Aromatic Linkers Unleash the Antiproliferative Potential of 3‐Chloropiperidines Against Pancreatic Cancer Cells

In this study, we describe the synthesis and biological evaluation of a set of bis‐3‐chloropiperidines (B−CePs) containing rigid aromatic linker structures. A modification of the synthetic strategy also enabled the synthesis of a pilot tris‐3‐chloropiperidine (Tri‐CeP) bearing three reactive meta‐chloropiperidine moieties on the aromatic scaffold. A structure–reactivity relationship analysis of B−CePs suggests that the arrangement of the reactive units affects the DNA alkylating activity, while also revealing correlations between the electron density of the aromatic system and the reactivity with biologically relevant nucleophiles, both on isolated DNA and in cancer cells. Interestingly, all aromatic 3‐chloropiperidines exhibited a marked cytotoxicity and tropism for 2D and 3D cultures of pancreatic cancer cells. Therefore, the new aromatic 3‐chloropiperidines appear to be promising contenders for further development of mustard‐based anticancer agents aimed at pancreatic cancers.

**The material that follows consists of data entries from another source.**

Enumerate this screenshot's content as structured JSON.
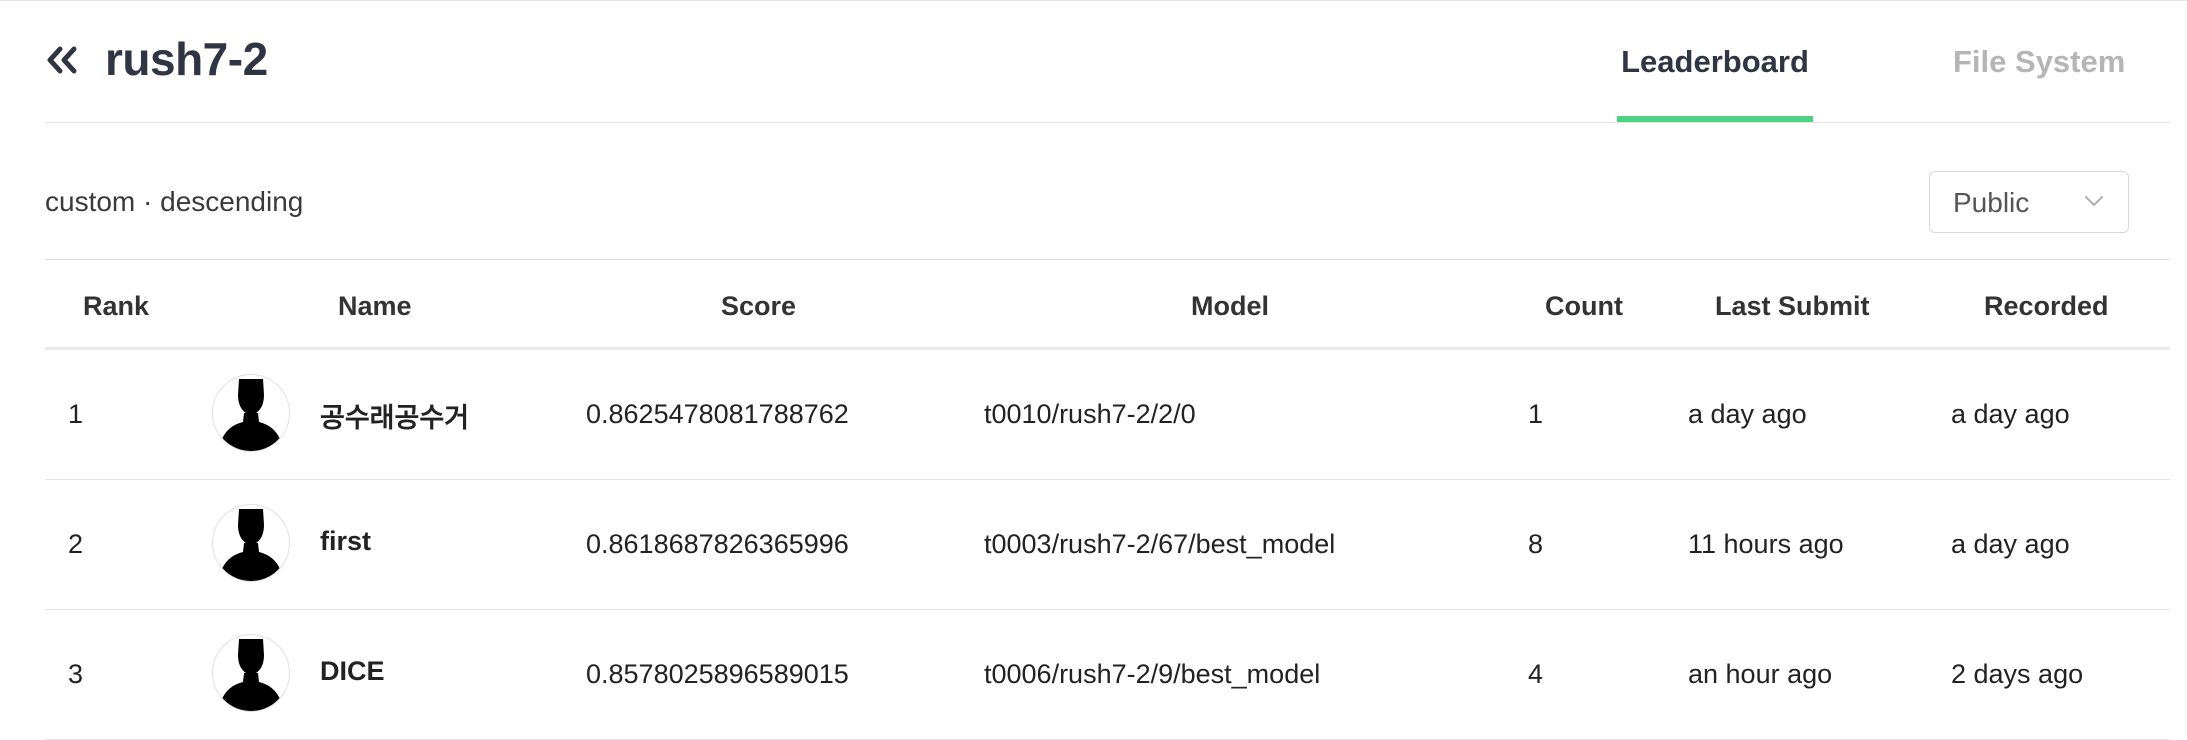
{
  "header": {
    "title": "rush7-2",
    "back_icon": "double-chevron-left-icon",
    "tabs": [
      {
        "label": "Leaderboard",
        "active": true
      },
      {
        "label": "File System",
        "active": false
      }
    ],
    "accent_color": "#4cd282"
  },
  "meta": {
    "text": "custom · descending"
  },
  "visibility_select": {
    "value": "Public",
    "icon": "chevron-down-icon"
  },
  "table": {
    "columns": [
      "Rank",
      "Name",
      "Score",
      "Model",
      "Count",
      "Last Submit",
      "Recorded"
    ],
    "rows": [
      {
        "rank": "1",
        "name": "공수래공수거",
        "score": "0.8625478081788762",
        "model": "t0010/rush7-2/2/0",
        "count": "1",
        "last_submit": "a day ago",
        "recorded": "a day ago"
      },
      {
        "rank": "2",
        "name": "first",
        "score": "0.8618687826365996",
        "model": "t0003/rush7-2/67/best_model",
        "count": "8",
        "last_submit": "11 hours ago",
        "recorded": "a day ago"
      },
      {
        "rank": "3",
        "name": "DICE",
        "score": "0.8578025896589015",
        "model": "t0006/rush7-2/9/best_model",
        "count": "4",
        "last_submit": "an hour ago",
        "recorded": "2 days ago"
      }
    ]
  }
}
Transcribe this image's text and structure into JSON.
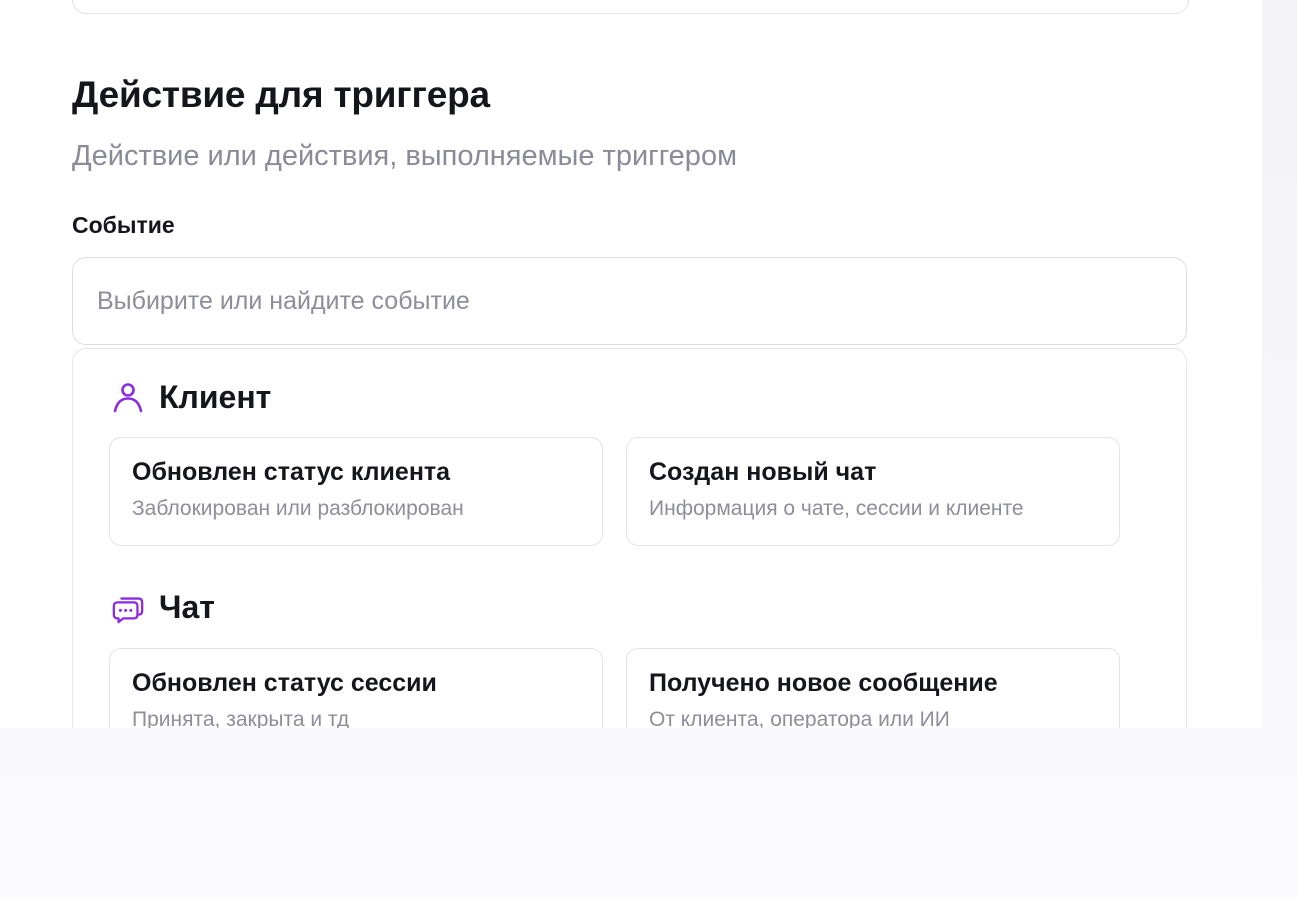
{
  "section": {
    "title": "Действие для триггера",
    "subtitle": "Действие или действия, выполняемые триггером"
  },
  "event_field": {
    "label": "Событие",
    "placeholder": "Выбирите или найдите событие",
    "value": ""
  },
  "groups": [
    {
      "title": "Клиент",
      "icon": "user-icon",
      "icon_color": "#8a2be2",
      "cards": [
        {
          "title": "Обновлен статус клиента",
          "description": "Заблокирован или разблокирован"
        },
        {
          "title": "Создан новый чат",
          "description": "Информация о чате, сессии и клиенте"
        }
      ]
    },
    {
      "title": "Чат",
      "icon": "chat-icon",
      "icon_color": "#8a2be2",
      "cards": [
        {
          "title": "Обновлен статус сессии",
          "description": "Принята, закрыта и тд"
        },
        {
          "title": "Получено новое сообщение",
          "description": "От клиента, оператора или ИИ"
        }
      ]
    }
  ]
}
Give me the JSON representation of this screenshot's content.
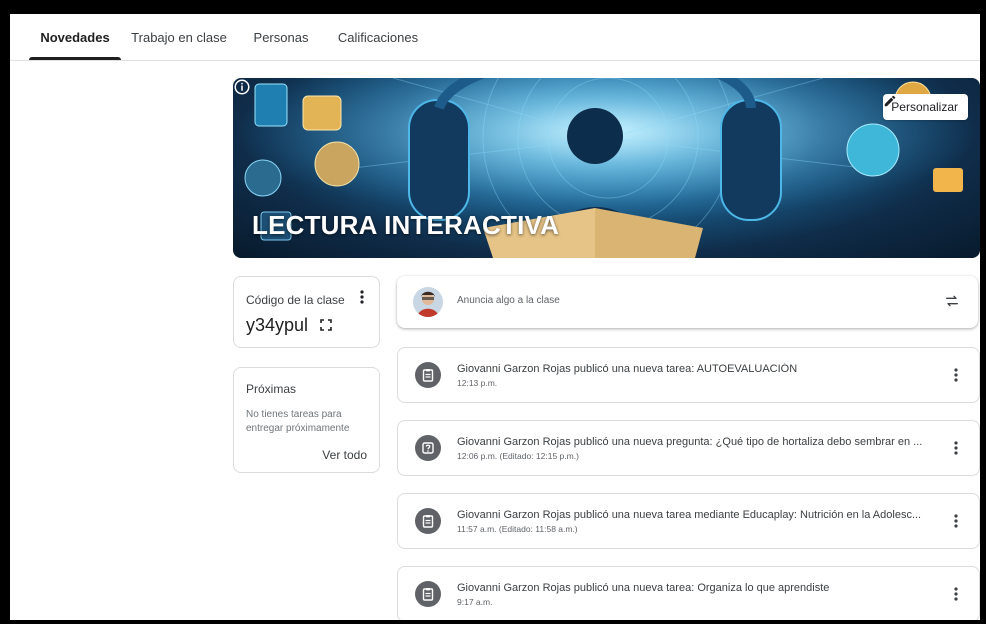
{
  "tabs": [
    {
      "label": "Novedades",
      "active": true
    },
    {
      "label": "Trabajo en clase",
      "active": false
    },
    {
      "label": "Personas",
      "active": false
    },
    {
      "label": "Calificaciones",
      "active": false
    }
  ],
  "banner": {
    "title": "LECTURA INTERACTIVA",
    "customize_label": "Personalizar",
    "icons": {
      "customize": "pencil-icon",
      "info": "info-icon"
    }
  },
  "class_code": {
    "label": "Código de la clase",
    "value": "y34ypul",
    "icons": {
      "more": "more-vert-icon",
      "expand": "fullscreen-icon"
    }
  },
  "upcoming": {
    "title": "Próximas",
    "empty_text": "No tienes tareas para entregar próximamente",
    "view_all_label": "Ver todo"
  },
  "announce": {
    "placeholder": "Anuncia algo a la clase",
    "icons": {
      "repost": "repost-icon",
      "avatar": "avatar"
    }
  },
  "stream": [
    {
      "icon": "assignment-icon",
      "title": "Giovanni Garzon Rojas publicó una nueva tarea: AUTOEVALUACIÓN",
      "time": "12:13 p.m."
    },
    {
      "icon": "question-icon",
      "title": "Giovanni Garzon Rojas publicó una nueva pregunta: ¿Qué tipo de hortaliza debo sembrar en ...",
      "time": "12:06 p.m. (Editado: 12:15 p.m.)"
    },
    {
      "icon": "assignment-icon",
      "title": "Giovanni Garzon Rojas publicó una nueva tarea mediante Educaplay: Nutrición en la Adolesc...",
      "time": "11:57 a.m. (Editado: 11:58 a.m.)"
    },
    {
      "icon": "assignment-icon",
      "title": "Giovanni Garzon Rojas publicó una nueva tarea: Organiza lo que aprendiste",
      "time": "9:17 a.m."
    }
  ],
  "colors": {
    "accent": "#1f1f1f",
    "icon_bg": "#5f6368",
    "border": "#dadce0"
  }
}
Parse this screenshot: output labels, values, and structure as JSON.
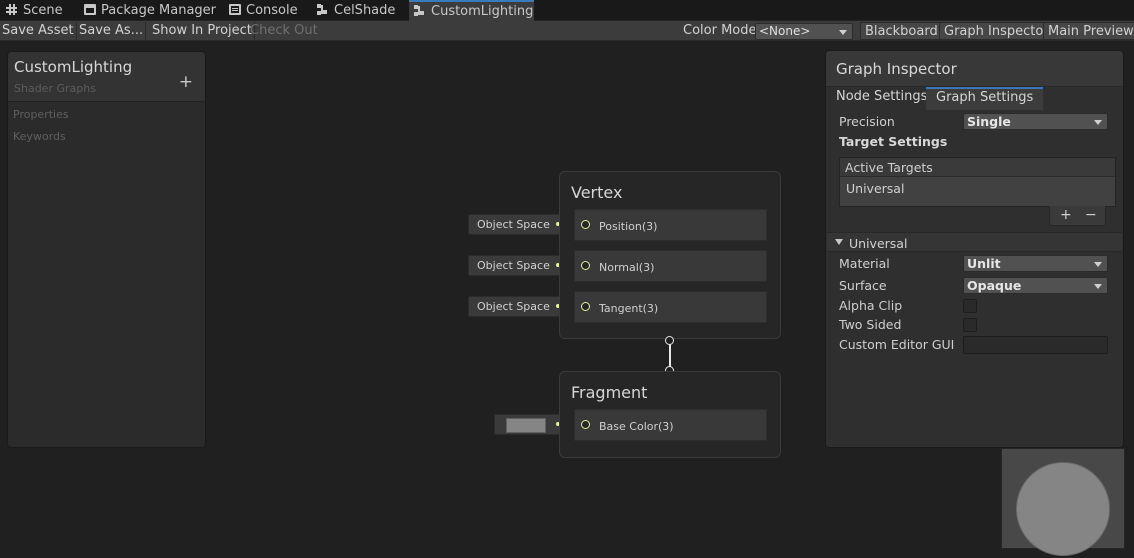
{
  "tabs": [
    {
      "label": "Scene",
      "icon": "scene-grid-icon"
    },
    {
      "label": "Package Manager",
      "icon": "package-icon"
    },
    {
      "label": "Console",
      "icon": "console-icon"
    },
    {
      "label": "CelShade",
      "icon": "shader-graph-icon"
    },
    {
      "label": "CustomLighting",
      "icon": "shader-graph-icon",
      "active": true
    }
  ],
  "toolbar": {
    "save_asset": "Save Asset",
    "save_as": "Save As...",
    "show_in_project": "Show In Project",
    "check_out": "Check Out",
    "color_mode_label": "Color Mode",
    "color_mode_value": "<None>",
    "blackboard": "Blackboard",
    "graph_inspector": "Graph Inspector",
    "main_preview": "Main Preview"
  },
  "blackboard": {
    "title": "CustomLighting",
    "subtitle": "Shader Graphs",
    "add_symbol": "+",
    "sections": [
      "Properties",
      "Keywords"
    ]
  },
  "vertex_node": {
    "title": "Vertex",
    "ports": [
      {
        "label": "Position(3)",
        "input": "Object Space"
      },
      {
        "label": "Normal(3)",
        "input": "Object Space"
      },
      {
        "label": "Tangent(3)",
        "input": "Object Space"
      }
    ]
  },
  "fragment_node": {
    "title": "Fragment",
    "ports": [
      {
        "label": "Base Color(3)",
        "input_color": "#858585"
      }
    ]
  },
  "inspector": {
    "title": "Graph Inspector",
    "tabs": [
      "Node Settings",
      "Graph Settings"
    ],
    "active_tab": "Graph Settings",
    "precision_label": "Precision",
    "precision_value": "Single",
    "target_settings": "Target Settings",
    "active_targets_header": "Active Targets",
    "active_targets": [
      "Universal"
    ],
    "add_symbol": "+",
    "remove_symbol": "−",
    "section_title": "Universal",
    "material_label": "Material",
    "material_value": "Unlit",
    "surface_label": "Surface",
    "surface_value": "Opaque",
    "alpha_clip_label": "Alpha Clip",
    "alpha_clip_checked": false,
    "two_sided_label": "Two Sided",
    "two_sided_checked": false,
    "custom_editor_label": "Custom Editor GUI",
    "custom_editor_value": ""
  },
  "colors": {
    "accent": "#3a79bb",
    "port_wire": "#e6f0a0",
    "background": "#202020"
  }
}
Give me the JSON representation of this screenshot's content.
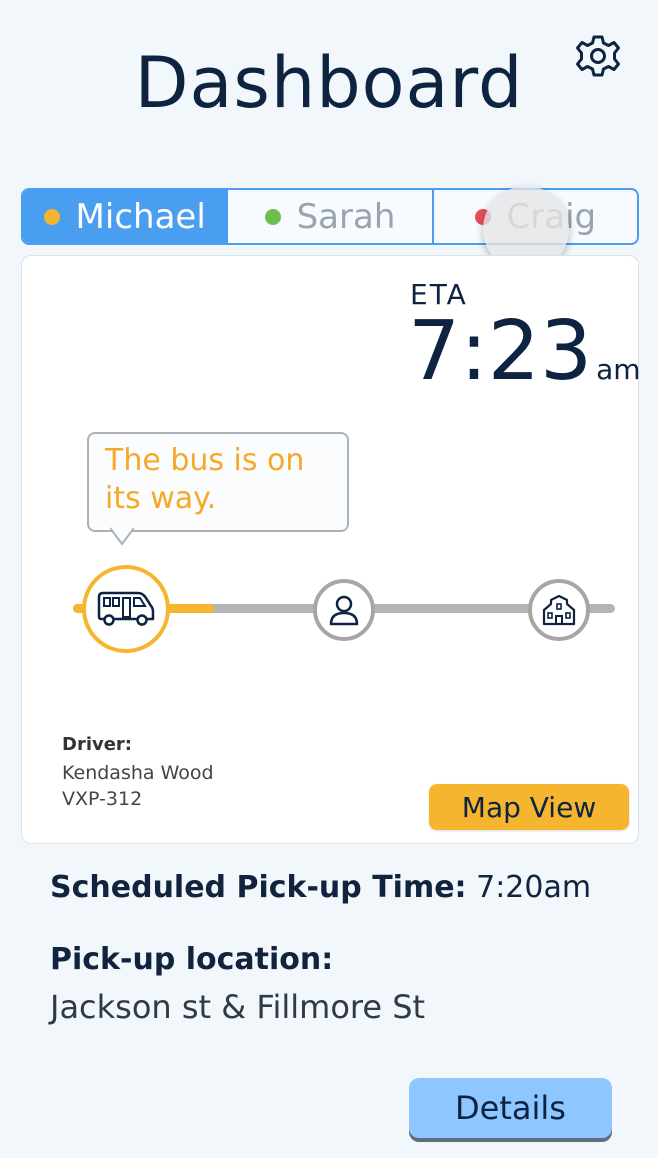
{
  "header": {
    "title": "Dashboard",
    "settings_icon": "gear-icon"
  },
  "tabs": [
    {
      "label": "Michael",
      "status_color": "#f6b52e",
      "active": true
    },
    {
      "label": "Sarah",
      "status_color": "#6cbf4a",
      "active": false
    },
    {
      "label": "Craig",
      "status_color": "#e0505a",
      "active": false
    }
  ],
  "eta": {
    "label": "ETA",
    "time": "7:23",
    "suffix": "am"
  },
  "status": {
    "message": "The bus is on its way.",
    "progress_stage": "bus",
    "icons": [
      "bus-icon",
      "person-icon",
      "school-icon"
    ]
  },
  "driver": {
    "label": "Driver:",
    "name": "Kendasha Wood",
    "plate": "VXP-312"
  },
  "map_button": "Map View",
  "schedule": {
    "label": "Scheduled Pick-up Time:",
    "time": "7:20am"
  },
  "pickup": {
    "label": "Pick-up location:",
    "location": "Jackson st & Fillmore St"
  },
  "details_button": "Details",
  "colors": {
    "accent_blue": "#4a9ef0",
    "accent_orange": "#f6b52e",
    "navy": "#0d2340"
  }
}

As keen as mustard: Aromatic 3‐chloropiperidines designed to improve the therapeutic potential of mustard‐based DNA alkylating agents have been synthesized and evaluated. These small molecules exhibited a marked anti‐proliferative effect preferentially against BxPC‐3 pancreatic adenocarcinoma cells in 2D and 3D cultures, thus demonstrating themselves to be promising candidates for the further development of sustainable chemotherapeutics active against pancreatic tumors.